Pip Williams was born in London, grew up in Sydney, and now lives in the Adelaide Hills of South Australia with her family and an assortment of animals. She has spent most of her working life as a social researcher, studying what keeps us well and what helps us thrive. She is the author of One Italian Summer, a memoir of her family’s travels in search of the good life, which was published by Affirm Press to wide acclaim. Her first novel, The Dictionary of Lost Words, based on her original research in the Oxford English Dictionary archives, was published in 2020 and became an international bestseller. The Bookbinder of Jericho is her second novel and again combines her talent for historical research and beautiful storytelling.

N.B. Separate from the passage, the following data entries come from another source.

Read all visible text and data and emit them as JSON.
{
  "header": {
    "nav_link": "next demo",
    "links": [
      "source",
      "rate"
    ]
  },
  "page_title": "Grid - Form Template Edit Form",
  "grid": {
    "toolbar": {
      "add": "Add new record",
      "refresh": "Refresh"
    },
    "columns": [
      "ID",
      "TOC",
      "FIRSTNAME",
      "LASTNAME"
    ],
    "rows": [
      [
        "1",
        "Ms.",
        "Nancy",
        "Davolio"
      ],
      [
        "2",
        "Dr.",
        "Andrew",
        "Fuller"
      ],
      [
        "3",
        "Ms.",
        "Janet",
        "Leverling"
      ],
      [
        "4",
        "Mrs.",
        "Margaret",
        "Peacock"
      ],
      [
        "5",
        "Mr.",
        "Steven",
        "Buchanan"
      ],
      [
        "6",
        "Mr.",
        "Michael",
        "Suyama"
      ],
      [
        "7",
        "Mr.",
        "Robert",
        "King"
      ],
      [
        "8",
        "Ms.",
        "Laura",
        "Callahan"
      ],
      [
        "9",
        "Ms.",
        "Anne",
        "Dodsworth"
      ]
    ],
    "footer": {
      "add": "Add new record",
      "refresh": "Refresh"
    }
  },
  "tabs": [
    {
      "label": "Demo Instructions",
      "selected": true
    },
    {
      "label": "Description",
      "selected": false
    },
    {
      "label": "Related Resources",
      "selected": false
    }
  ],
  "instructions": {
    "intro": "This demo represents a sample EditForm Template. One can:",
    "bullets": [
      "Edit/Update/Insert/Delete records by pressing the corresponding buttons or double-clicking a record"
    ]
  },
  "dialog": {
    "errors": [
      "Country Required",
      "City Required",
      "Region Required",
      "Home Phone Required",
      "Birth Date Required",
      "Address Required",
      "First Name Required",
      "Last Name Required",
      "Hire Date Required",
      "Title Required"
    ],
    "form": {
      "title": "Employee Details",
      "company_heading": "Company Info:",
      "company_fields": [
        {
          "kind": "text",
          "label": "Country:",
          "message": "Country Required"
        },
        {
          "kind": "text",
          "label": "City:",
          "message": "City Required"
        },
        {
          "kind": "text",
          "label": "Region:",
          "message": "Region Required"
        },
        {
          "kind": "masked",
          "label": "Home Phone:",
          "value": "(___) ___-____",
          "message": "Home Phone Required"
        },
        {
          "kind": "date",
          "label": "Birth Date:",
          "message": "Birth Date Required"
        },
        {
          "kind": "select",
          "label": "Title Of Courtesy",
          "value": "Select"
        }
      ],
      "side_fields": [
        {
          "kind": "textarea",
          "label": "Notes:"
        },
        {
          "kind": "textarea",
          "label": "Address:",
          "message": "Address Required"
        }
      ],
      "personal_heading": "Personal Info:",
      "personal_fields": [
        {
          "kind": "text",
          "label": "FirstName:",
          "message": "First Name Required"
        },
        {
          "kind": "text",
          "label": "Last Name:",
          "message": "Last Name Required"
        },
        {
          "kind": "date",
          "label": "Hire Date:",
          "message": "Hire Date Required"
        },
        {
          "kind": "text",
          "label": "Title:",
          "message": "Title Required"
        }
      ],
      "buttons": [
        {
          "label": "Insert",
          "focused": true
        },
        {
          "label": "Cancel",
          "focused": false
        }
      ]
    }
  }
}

Markus Zusak is the international bestselling author of six novels, including The Book Thief and most recently, Bridge of Clay. His work is translated into more than forty languages, and has spent more than a decade on the New York Times bestseller list. All of Markus’ books – including earlier titles, The Underdog, Fighting Ruben Wolfe, When Dogs Cry (also titled Getting the Girl), The Messenger (or I am the Messenger) – have been awarded numerous honours around the world. In 2013, The Book Thief was made into a major motion picture, and in 2018 was voted one of America’s all-time favourite books, achieving 14th position on the PBS Great American Read. In 2018, Bridge of Clay was selected as a best book of the year in publications ranging from Entertainment Weekly to the Wall Street Journal.